Bad Girls Throughout History: 100 Remarkable Women Who Changed the World - Ann Shen (2016)

Malala Yousafzai

At seventeen, Pakistani activist Malala Yousafzai (1997-) became the youngest Nobel Peace Prize winner ever for her work supporting girls’ education rights. Raised in the northwest Swat Valley region of Pakistan, Yousafzai lived under increasing Taliban rule, which included banning girls from attending school. Her father is an education activist and operated a private girls’ school in the region, which helped ignite her passion for equal access to education. At the age of eleven and using a pseudonym, Yousafzai wrote a blog for BBC Urdu about her life under Taliban occupation. In 2012, her story was featured in a New York Times documentary.

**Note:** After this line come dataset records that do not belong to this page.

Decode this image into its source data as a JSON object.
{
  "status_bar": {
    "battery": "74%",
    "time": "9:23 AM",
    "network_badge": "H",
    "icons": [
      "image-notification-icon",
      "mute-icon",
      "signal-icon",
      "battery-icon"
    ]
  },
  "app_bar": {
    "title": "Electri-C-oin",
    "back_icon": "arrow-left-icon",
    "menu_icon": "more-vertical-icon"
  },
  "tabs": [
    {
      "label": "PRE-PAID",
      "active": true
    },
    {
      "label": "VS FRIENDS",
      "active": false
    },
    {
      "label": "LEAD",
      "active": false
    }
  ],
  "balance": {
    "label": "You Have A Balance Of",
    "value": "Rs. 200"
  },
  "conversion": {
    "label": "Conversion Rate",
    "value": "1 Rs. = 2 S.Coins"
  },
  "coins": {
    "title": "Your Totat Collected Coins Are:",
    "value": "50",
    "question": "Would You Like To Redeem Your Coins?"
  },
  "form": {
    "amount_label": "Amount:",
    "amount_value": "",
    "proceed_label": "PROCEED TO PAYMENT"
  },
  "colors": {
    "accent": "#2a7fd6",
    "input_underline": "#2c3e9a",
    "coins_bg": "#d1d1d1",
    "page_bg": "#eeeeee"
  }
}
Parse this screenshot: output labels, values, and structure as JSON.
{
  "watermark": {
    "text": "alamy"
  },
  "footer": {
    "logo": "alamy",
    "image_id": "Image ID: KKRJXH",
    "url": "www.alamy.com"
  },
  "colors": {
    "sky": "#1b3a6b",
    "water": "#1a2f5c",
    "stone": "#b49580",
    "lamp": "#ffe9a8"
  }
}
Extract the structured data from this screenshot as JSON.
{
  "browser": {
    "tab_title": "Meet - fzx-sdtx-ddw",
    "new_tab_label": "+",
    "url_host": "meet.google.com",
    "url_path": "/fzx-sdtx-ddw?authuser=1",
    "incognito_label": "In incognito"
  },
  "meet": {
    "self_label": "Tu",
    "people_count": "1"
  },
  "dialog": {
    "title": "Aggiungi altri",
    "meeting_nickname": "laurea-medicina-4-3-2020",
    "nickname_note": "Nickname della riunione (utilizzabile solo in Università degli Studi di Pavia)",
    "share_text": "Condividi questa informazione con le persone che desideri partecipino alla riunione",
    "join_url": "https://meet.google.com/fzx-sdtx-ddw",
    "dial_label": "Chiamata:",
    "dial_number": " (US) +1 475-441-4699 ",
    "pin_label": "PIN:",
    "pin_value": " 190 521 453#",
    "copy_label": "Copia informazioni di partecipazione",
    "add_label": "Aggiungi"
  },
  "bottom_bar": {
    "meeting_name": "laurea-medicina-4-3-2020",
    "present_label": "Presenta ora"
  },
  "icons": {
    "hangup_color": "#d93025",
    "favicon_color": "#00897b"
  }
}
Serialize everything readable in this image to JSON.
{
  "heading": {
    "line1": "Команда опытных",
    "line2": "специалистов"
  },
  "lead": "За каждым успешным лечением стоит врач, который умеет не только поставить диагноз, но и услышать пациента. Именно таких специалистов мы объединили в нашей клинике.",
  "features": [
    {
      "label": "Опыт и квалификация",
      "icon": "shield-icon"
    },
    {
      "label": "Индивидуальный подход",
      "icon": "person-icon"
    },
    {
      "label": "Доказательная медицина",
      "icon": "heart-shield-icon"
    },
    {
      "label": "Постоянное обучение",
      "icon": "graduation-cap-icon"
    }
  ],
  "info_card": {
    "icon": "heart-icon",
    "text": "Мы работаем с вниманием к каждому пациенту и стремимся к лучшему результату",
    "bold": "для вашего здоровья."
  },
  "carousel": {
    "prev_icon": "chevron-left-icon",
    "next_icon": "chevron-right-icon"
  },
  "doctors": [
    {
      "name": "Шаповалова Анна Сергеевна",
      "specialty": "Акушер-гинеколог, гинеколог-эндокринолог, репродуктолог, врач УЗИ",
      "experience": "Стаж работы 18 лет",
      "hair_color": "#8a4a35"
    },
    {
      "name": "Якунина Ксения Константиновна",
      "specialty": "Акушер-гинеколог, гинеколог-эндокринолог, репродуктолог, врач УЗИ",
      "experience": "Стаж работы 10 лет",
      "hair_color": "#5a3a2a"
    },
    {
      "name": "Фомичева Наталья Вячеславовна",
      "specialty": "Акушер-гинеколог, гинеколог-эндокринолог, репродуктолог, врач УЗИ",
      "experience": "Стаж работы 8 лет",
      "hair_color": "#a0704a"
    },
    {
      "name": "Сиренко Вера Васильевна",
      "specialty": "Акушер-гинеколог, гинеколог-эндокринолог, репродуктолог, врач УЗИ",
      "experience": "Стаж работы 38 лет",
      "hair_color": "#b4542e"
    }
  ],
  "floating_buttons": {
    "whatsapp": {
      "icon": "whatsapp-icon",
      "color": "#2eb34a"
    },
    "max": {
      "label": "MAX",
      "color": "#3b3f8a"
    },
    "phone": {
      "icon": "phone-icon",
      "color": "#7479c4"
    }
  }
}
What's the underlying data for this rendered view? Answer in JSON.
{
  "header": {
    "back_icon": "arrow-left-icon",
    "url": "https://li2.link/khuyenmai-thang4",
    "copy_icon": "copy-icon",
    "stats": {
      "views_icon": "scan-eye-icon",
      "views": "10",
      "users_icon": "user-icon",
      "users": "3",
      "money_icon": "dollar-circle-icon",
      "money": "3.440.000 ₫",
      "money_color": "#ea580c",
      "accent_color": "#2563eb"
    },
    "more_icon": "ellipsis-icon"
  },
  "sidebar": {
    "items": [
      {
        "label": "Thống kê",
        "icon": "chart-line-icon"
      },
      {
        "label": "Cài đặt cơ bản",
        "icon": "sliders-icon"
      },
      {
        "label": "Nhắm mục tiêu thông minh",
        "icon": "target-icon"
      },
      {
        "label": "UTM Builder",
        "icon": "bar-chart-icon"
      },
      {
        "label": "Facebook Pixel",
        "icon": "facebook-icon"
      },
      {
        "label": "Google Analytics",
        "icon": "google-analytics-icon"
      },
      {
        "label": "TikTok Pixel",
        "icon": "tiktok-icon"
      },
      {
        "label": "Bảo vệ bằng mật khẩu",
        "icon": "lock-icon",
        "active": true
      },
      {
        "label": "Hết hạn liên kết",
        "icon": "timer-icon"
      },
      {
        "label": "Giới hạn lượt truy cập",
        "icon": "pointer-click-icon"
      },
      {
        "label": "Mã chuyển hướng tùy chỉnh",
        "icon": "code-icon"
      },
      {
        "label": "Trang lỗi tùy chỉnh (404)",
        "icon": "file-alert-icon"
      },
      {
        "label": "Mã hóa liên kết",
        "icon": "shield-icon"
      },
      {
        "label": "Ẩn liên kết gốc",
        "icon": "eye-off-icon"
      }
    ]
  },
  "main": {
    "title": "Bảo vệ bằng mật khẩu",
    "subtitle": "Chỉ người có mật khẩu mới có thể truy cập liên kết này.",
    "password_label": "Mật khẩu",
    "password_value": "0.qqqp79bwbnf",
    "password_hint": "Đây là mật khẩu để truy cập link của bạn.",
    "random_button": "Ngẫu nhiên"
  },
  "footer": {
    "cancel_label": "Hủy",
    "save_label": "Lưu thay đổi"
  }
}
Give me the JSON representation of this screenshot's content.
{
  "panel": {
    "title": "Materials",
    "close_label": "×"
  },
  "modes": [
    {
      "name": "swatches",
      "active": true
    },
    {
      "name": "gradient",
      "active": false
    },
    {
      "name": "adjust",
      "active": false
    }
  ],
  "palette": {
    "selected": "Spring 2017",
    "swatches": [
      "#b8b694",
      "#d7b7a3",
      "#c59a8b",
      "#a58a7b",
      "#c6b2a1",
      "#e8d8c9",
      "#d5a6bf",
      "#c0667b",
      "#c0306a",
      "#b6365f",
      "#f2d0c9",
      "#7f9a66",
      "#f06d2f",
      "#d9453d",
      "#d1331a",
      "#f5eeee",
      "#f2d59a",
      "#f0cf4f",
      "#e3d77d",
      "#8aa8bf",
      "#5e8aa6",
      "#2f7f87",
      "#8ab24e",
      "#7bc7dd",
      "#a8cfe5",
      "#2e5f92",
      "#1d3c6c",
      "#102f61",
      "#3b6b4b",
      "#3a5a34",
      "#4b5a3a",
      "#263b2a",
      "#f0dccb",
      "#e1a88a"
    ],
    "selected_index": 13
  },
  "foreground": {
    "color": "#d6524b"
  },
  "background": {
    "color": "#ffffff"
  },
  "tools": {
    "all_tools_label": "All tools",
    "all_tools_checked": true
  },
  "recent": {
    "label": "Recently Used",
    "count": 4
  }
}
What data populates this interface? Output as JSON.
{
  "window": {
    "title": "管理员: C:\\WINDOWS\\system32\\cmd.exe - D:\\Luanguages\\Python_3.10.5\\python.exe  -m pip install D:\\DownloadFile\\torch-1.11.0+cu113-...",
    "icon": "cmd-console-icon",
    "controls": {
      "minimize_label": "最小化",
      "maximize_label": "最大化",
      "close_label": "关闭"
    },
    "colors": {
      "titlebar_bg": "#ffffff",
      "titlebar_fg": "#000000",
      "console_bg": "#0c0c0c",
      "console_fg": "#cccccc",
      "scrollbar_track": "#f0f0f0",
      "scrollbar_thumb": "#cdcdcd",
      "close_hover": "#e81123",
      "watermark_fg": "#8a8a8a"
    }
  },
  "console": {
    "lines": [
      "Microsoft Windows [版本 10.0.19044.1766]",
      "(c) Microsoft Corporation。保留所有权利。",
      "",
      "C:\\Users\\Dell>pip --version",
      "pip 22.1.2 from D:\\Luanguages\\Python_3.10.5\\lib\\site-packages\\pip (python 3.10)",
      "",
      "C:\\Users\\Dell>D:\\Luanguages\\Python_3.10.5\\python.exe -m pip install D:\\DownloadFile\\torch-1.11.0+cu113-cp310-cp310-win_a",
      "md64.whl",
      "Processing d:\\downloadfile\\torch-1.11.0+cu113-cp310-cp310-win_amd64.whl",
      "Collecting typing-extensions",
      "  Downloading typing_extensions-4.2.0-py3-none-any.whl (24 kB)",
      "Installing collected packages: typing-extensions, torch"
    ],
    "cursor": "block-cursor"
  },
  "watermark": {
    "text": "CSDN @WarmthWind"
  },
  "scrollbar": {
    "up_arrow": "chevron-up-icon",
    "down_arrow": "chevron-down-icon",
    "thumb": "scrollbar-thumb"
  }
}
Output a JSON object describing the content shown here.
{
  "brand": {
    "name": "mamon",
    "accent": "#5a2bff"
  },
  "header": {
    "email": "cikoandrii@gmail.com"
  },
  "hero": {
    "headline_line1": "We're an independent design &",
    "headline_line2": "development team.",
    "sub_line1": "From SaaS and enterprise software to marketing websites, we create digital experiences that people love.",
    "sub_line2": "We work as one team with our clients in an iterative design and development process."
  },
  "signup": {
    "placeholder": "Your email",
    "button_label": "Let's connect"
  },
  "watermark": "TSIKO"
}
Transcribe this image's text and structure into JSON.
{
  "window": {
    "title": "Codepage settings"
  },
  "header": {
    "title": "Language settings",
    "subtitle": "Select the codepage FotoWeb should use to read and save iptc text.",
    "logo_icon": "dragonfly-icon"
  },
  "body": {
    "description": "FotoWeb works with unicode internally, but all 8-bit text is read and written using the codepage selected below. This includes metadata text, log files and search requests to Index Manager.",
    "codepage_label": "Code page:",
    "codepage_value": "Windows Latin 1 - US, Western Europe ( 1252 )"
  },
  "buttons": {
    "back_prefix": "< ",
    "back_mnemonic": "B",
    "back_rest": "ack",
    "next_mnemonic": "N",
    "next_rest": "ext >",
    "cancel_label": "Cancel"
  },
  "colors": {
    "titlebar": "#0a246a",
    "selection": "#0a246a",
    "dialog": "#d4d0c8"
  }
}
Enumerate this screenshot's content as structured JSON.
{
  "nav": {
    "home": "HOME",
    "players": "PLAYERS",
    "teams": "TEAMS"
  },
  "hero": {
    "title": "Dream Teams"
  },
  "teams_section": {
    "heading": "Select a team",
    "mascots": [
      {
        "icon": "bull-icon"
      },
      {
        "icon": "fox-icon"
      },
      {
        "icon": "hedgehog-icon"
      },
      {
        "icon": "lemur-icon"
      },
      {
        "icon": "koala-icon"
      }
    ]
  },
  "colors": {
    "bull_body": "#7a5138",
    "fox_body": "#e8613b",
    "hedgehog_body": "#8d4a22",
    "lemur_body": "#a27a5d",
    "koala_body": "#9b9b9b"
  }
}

When her identity was revealed, Yousafzai became a target of the Taliban, and a fatwa (an Islamic religious decree) was issued against her and her work. On October 9, 2012, while taking the bus home from school, Yousafzai was shot in the head by a masked Taliban gunman. She survived the assassination attempt, and after several months of recovery became an international advocate and speaker for children’s rights to education. Her incredible courage inspired the rest of the world to act; the UN passed a petition in her name that led to Pakistan’s ratifying its first Right to Education Bill. Yousafzai then started the Malala Fund, a non-profit that empowers girls to raise their voices and provides access to education, and on her eighteenth birthday she used the money raised to open a school in Lebanon for Syrian refugees. The journey of this powerhouse bad girl is just beginning.